Here, we should focus on the differences between the 2 languages. It easy to see that when turning to R we can make use of the functionality of the dataframes in conjuction to ggplot. Once the 3 sequences are combined into one long dataframe (using the gather function), it’s rather effortless to pass it to ggplot and plot all the sequences at once and changing options such as colors according to each sequence value set as factors (in this example the variable “property”).
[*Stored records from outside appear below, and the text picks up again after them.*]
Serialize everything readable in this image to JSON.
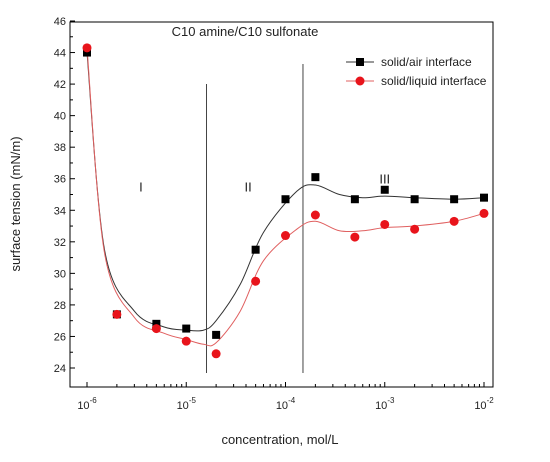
{
  "chart_data": {
    "type": "scatter",
    "title": "C10 amine/C10 sulfonate",
    "xlabel": "concentration, mol/L",
    "ylabel": "surface tension (mN/m)",
    "xscale": "log",
    "xlim": [
      1e-06,
      0.01
    ],
    "ylim": [
      24,
      46
    ],
    "xticks": [
      {
        "value": 1e-06,
        "base": "10",
        "exp": "-6"
      },
      {
        "value": 1e-05,
        "base": "10",
        "exp": "-5"
      },
      {
        "value": 0.0001,
        "base": "10",
        "exp": "-4"
      },
      {
        "value": 0.001,
        "base": "10",
        "exp": "-3"
      },
      {
        "value": 0.01,
        "base": "10",
        "exp": "-2"
      }
    ],
    "yticks": [
      "24",
      "26",
      "28",
      "30",
      "32",
      "34",
      "36",
      "38",
      "40",
      "42",
      "44",
      "46"
    ],
    "grid": false,
    "legend_position": "top-right",
    "series": [
      {
        "name": "solid/air interface",
        "color": "#000000",
        "line_color": "#333333",
        "marker": "square",
        "x": [
          1e-06,
          2e-06,
          5e-06,
          1e-05,
          2e-05,
          5e-05,
          0.0001,
          0.0002,
          0.0005,
          0.001,
          0.002,
          0.005,
          0.01
        ],
        "y": [
          44.0,
          27.4,
          26.8,
          26.5,
          26.1,
          31.5,
          34.7,
          36.1,
          34.7,
          35.3,
          34.7,
          34.7,
          34.8
        ],
        "curve": [
          44.0,
          31.5,
          27.6,
          26.6,
          26.4,
          26.4,
          27.0,
          29.3,
          32.6,
          35.2,
          35.6,
          35.0,
          34.8,
          34.9,
          34.8,
          34.7,
          34.8
        ]
      },
      {
        "name": "solid/liquid interface",
        "color": "#e8141b",
        "line_color": "#e06060",
        "marker": "circle",
        "x": [
          1e-06,
          2e-06,
          5e-06,
          1e-05,
          2e-05,
          5e-05,
          0.0001,
          0.0002,
          0.0005,
          0.001,
          0.002,
          0.005,
          0.01
        ],
        "y": [
          44.3,
          27.4,
          26.5,
          25.7,
          24.9,
          29.5,
          32.4,
          33.7,
          32.3,
          33.1,
          32.8,
          33.3,
          33.8
        ],
        "curve": [
          44.3,
          31.3,
          27.2,
          26.2,
          25.8,
          25.5,
          25.6,
          27.6,
          30.8,
          32.8,
          33.3,
          32.7,
          32.7,
          32.9,
          33.0,
          33.3,
          33.8
        ]
      }
    ],
    "curve_x": [
      1e-06,
      1.5e-06,
      3e-06,
      6e-06,
      1e-05,
      1.5e-05,
      2e-05,
      3.5e-05,
      6e-05,
      0.00013,
      0.0002,
      0.00035,
      0.0006,
      0.001,
      0.002,
      0.005,
      0.01
    ],
    "region_dividers": [
      1.6e-05,
      0.00015
    ],
    "regions": [
      {
        "label": "I",
        "x": 3.5e-06,
        "y": 35.2
      },
      {
        "label": "II",
        "x": 4.2e-05,
        "y": 35.2
      },
      {
        "label": "III",
        "x": 0.001,
        "y": 35.7
      }
    ]
  }
}
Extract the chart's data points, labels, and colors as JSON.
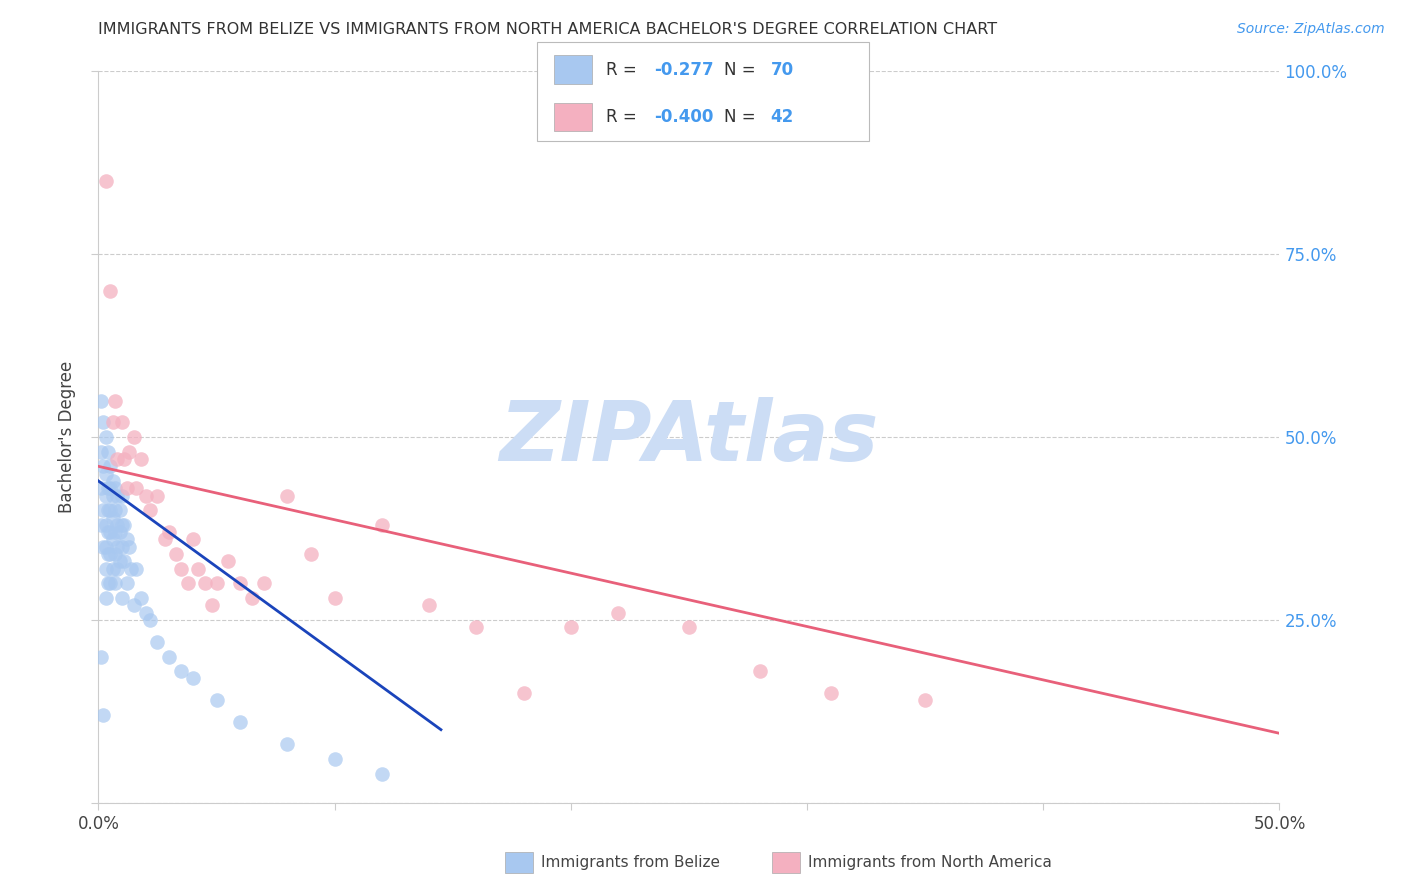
{
  "title": "IMMIGRANTS FROM BELIZE VS IMMIGRANTS FROM NORTH AMERICA BACHELOR'S DEGREE CORRELATION CHART",
  "source": "Source: ZipAtlas.com",
  "ylabel": "Bachelor's Degree",
  "legend_label1": "Immigrants from Belize",
  "legend_label2": "Immigrants from North America",
  "R1": "-0.277",
  "N1": "70",
  "R2": "-0.400",
  "N2": "42",
  "color_blue": "#a8c8f0",
  "color_pink": "#f4b0c0",
  "line_color_blue": "#1a44bb",
  "line_color_pink": "#e8607a",
  "axis_label_color": "#4499ee",
  "watermark_color": "#ccddf5",
  "watermark_text": "ZIPAtlas",
  "xmin": 0.0,
  "xmax": 0.5,
  "ymin": 0.0,
  "ymax": 1.0,
  "blue_x": [
    0.001,
    0.001,
    0.001,
    0.001,
    0.001,
    0.002,
    0.002,
    0.002,
    0.002,
    0.002,
    0.003,
    0.003,
    0.003,
    0.003,
    0.003,
    0.003,
    0.003,
    0.004,
    0.004,
    0.004,
    0.004,
    0.004,
    0.004,
    0.005,
    0.005,
    0.005,
    0.005,
    0.005,
    0.005,
    0.006,
    0.006,
    0.006,
    0.006,
    0.006,
    0.007,
    0.007,
    0.007,
    0.007,
    0.007,
    0.008,
    0.008,
    0.008,
    0.008,
    0.009,
    0.009,
    0.009,
    0.01,
    0.01,
    0.01,
    0.01,
    0.011,
    0.011,
    0.012,
    0.012,
    0.013,
    0.014,
    0.015,
    0.016,
    0.018,
    0.02,
    0.022,
    0.025,
    0.03,
    0.035,
    0.04,
    0.05,
    0.06,
    0.08,
    0.1,
    0.12
  ],
  "blue_y": [
    0.55,
    0.48,
    0.43,
    0.38,
    0.2,
    0.52,
    0.46,
    0.4,
    0.35,
    0.12,
    0.5,
    0.45,
    0.42,
    0.38,
    0.35,
    0.32,
    0.28,
    0.48,
    0.43,
    0.4,
    0.37,
    0.34,
    0.3,
    0.46,
    0.43,
    0.4,
    0.37,
    0.34,
    0.3,
    0.44,
    0.42,
    0.39,
    0.36,
    0.32,
    0.43,
    0.4,
    0.37,
    0.34,
    0.3,
    0.42,
    0.38,
    0.35,
    0.32,
    0.4,
    0.37,
    0.33,
    0.42,
    0.38,
    0.35,
    0.28,
    0.38,
    0.33,
    0.36,
    0.3,
    0.35,
    0.32,
    0.27,
    0.32,
    0.28,
    0.26,
    0.25,
    0.22,
    0.2,
    0.18,
    0.17,
    0.14,
    0.11,
    0.08,
    0.06,
    0.04
  ],
  "pink_x": [
    0.003,
    0.005,
    0.006,
    0.007,
    0.008,
    0.01,
    0.011,
    0.012,
    0.013,
    0.015,
    0.016,
    0.018,
    0.02,
    0.022,
    0.025,
    0.028,
    0.03,
    0.033,
    0.035,
    0.038,
    0.04,
    0.042,
    0.045,
    0.048,
    0.05,
    0.055,
    0.06,
    0.065,
    0.07,
    0.08,
    0.09,
    0.1,
    0.12,
    0.14,
    0.16,
    0.18,
    0.2,
    0.22,
    0.25,
    0.28,
    0.31,
    0.35
  ],
  "pink_y": [
    0.85,
    0.7,
    0.52,
    0.55,
    0.47,
    0.52,
    0.47,
    0.43,
    0.48,
    0.5,
    0.43,
    0.47,
    0.42,
    0.4,
    0.42,
    0.36,
    0.37,
    0.34,
    0.32,
    0.3,
    0.36,
    0.32,
    0.3,
    0.27,
    0.3,
    0.33,
    0.3,
    0.28,
    0.3,
    0.42,
    0.34,
    0.28,
    0.38,
    0.27,
    0.24,
    0.15,
    0.24,
    0.26,
    0.24,
    0.18,
    0.15,
    0.14
  ],
  "blue_line_x": [
    0.0,
    0.145
  ],
  "blue_line_y": [
    0.44,
    0.1
  ],
  "pink_line_x": [
    0.0,
    0.5
  ],
  "pink_line_y": [
    0.46,
    0.095
  ]
}
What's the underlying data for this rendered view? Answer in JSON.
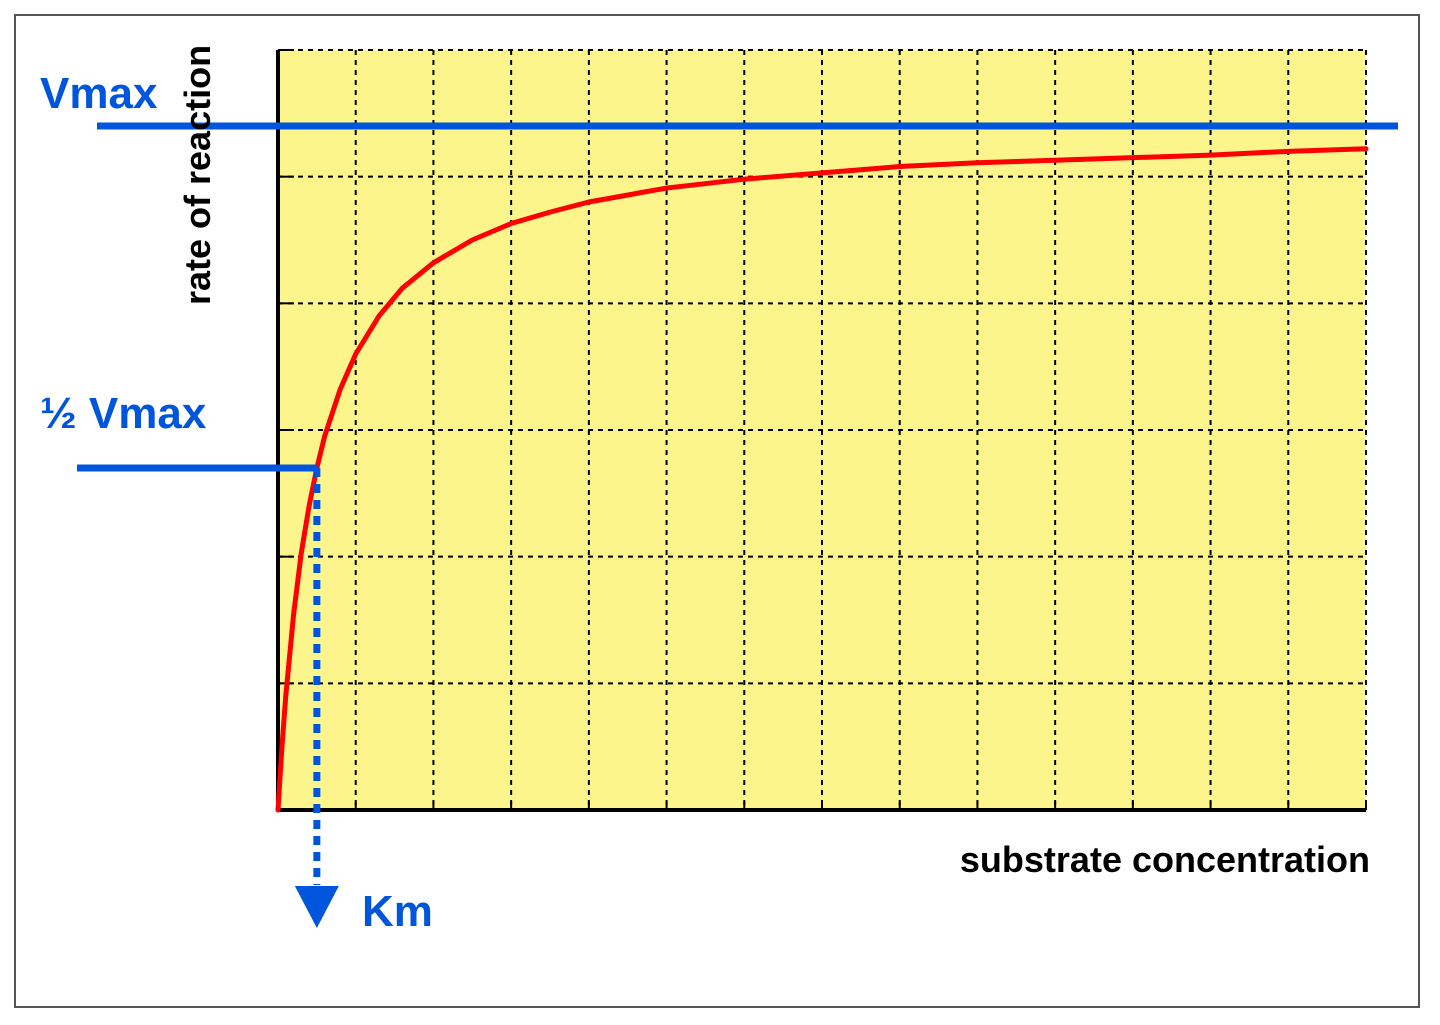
{
  "chart_data": {
    "type": "line",
    "xlabel": "substrate concentration",
    "ylabel": "rate of reaction",
    "xlim": [
      0,
      14
    ],
    "ylim": [
      0,
      6
    ],
    "grid": true,
    "background_color": "#fbf58c",
    "curve_color": "#ff0000",
    "annotation_color": "#0055dd",
    "vmax": 5.4,
    "km": 0.5,
    "series": [
      {
        "x": [
          0,
          0.05,
          0.1,
          0.2,
          0.3,
          0.4,
          0.5,
          0.6,
          0.8,
          1.0,
          1.3,
          1.6,
          2.0,
          2.5,
          3.0,
          3.5,
          4.0,
          5.0,
          6.0,
          7.0,
          8.0,
          9.0,
          10.0,
          11.0,
          12.0,
          13.0,
          14.0
        ],
        "y": [
          0,
          0.49,
          0.9,
          1.54,
          2.03,
          2.4,
          2.7,
          2.95,
          3.32,
          3.6,
          3.9,
          4.12,
          4.32,
          4.5,
          4.63,
          4.72,
          4.8,
          4.91,
          4.98,
          5.03,
          5.08,
          5.11,
          5.13,
          5.15,
          5.17,
          5.2,
          5.22
        ]
      }
    ],
    "annotations": {
      "vmax_label": "Vmax",
      "half_vmax_label": "½ Vmax",
      "km_label": "Km"
    }
  }
}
In comparison, we can see that for Python to plot the 3 sequences into one plot, we need to specify each tuple of (markerlines, stemlines, baseline) for each sequence, and then adjust options, such as color, for each sequence as well. This can turn into a rather boresome task and longer code.
Additionaly, as you can imagine, once you learn to use ggplot it becomes a matter of seconds to add and adjust plot options. In this case, in the R plot I was able to add a second x-axis on the top with the option “sec.axis = dup_axis()” and specify the names of each team on the ranking. In contrast, it’s a rather time-consuming task to figure out in Matplotlib how to set this labels as a second x-axis on the top adjust properly (I had to use the function plt.text() as a proxy and it doesn’t even look nice). It’s in this little things where Ggplot takes the lead, and why you should consider to switch to R even when it doesn’t have all the existing functions out there.